Pharmacologic ascorbate as a pro-drug for hydrogen peroxide release to kill mycobacteria. - GreenMedInfo Summary
Pharmacologic ascorbate as a pro-drug for hydrogen peroxide release to kill mycobacteria.
Biomed Pharmacother. 2019 Jan ;109:2119-2127. Epub 2018 Nov 27. PMID: 30551469
BACKGROUND AND PURPOSE: Tuberculosis is one of the most highly fatal diseases worldwide, and one-third of the world's population has been infected with Mycobacterium tuberculosis (M. tuberculosis). A previous study showed that M. tuberculosis was highly susceptible to being killed by ascorbate (i.e. vitamin C, VC), but the molecular mechanisms of the bactericidal activity of VC against M. tuberculosis are still not well understood.
EXPERIMENTAL APPROACH: We assayed the effects of VC as an anti-tuberculosis drug against mycobacteria (i.e. M. bovis BCG or M. tuberculosis H37Rv) in macrophages (i.e. RAW 264.7 cells). Relative global protein expression changes in 5 mM VC-treated and control samples of H37Rv were investigated by Tandem mass tag (TMT)-based quantitative proteomic analysis. qRT-PCR was also used to measure the differential expression of six intracellular stress response mycobacteria genes.
KEY RESULTS: Quantitative proteomic analysis showed that 11 peptide components including rip3, fdxA, Rv2028c, mtp, LH57_00670, hspX, pfkB, Rv1824, Rv1813c, LH57_08410 and Rv2030c were up-regulated and 17 peptide components were down-regulated in 5 mM VC-treated H37Rv compared with the control samples. qRT-PCR also verified that VC could induce the expression of six genes (hsp, fdxD, furA, devR, hspX, and dnaB) in BCG and H37Rv.

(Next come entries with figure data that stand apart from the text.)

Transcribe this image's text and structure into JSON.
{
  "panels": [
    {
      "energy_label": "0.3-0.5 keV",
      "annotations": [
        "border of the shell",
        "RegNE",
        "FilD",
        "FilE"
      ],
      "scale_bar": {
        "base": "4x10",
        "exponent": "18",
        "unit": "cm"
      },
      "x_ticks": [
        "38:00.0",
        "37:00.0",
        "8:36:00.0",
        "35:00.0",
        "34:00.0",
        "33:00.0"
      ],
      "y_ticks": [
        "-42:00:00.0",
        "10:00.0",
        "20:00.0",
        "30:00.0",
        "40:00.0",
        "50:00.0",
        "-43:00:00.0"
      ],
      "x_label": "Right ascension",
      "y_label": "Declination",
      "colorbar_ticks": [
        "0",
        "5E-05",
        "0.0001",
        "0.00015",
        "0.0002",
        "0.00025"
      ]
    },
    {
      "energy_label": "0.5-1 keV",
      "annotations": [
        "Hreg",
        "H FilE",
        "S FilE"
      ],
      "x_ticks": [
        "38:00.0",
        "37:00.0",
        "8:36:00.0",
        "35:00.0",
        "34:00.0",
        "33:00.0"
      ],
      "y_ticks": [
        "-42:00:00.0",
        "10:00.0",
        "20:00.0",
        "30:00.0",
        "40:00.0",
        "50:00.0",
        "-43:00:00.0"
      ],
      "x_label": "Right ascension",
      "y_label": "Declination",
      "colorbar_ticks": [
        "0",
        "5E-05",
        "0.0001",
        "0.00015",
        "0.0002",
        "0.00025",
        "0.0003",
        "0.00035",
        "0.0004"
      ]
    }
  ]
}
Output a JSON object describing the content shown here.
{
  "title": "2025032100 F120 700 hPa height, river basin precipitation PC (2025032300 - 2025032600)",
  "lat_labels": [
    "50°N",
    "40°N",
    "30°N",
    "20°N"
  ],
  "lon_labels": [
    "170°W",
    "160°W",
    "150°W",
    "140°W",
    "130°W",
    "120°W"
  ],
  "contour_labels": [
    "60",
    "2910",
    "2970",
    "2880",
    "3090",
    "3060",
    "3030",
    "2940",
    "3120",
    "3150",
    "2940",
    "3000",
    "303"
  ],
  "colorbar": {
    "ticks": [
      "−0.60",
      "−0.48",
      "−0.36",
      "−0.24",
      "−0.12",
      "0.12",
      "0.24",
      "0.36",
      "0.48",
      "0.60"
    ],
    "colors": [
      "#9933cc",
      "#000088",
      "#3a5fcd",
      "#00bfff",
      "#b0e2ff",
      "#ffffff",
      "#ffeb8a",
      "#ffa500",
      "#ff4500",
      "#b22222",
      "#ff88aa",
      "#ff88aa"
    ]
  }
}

We also found that exosomes from RAW 264.7 cells treated with pharmacologic VC could kill M. bovis BCG in vitro.
CONCLUSION AND IMPLICATIONS: Our results demonstrated that the bactericidal activity of VC against mycobacteria, as a pro-drug for hydrogen peroxide formation (HO), was dependent on reactive oxygen species production and the activated oxidative stress pathway, which suggested that pharmaceutical VC and exosomes from macrophages treated with VC could be used as potential anti-tuberculosis drugs.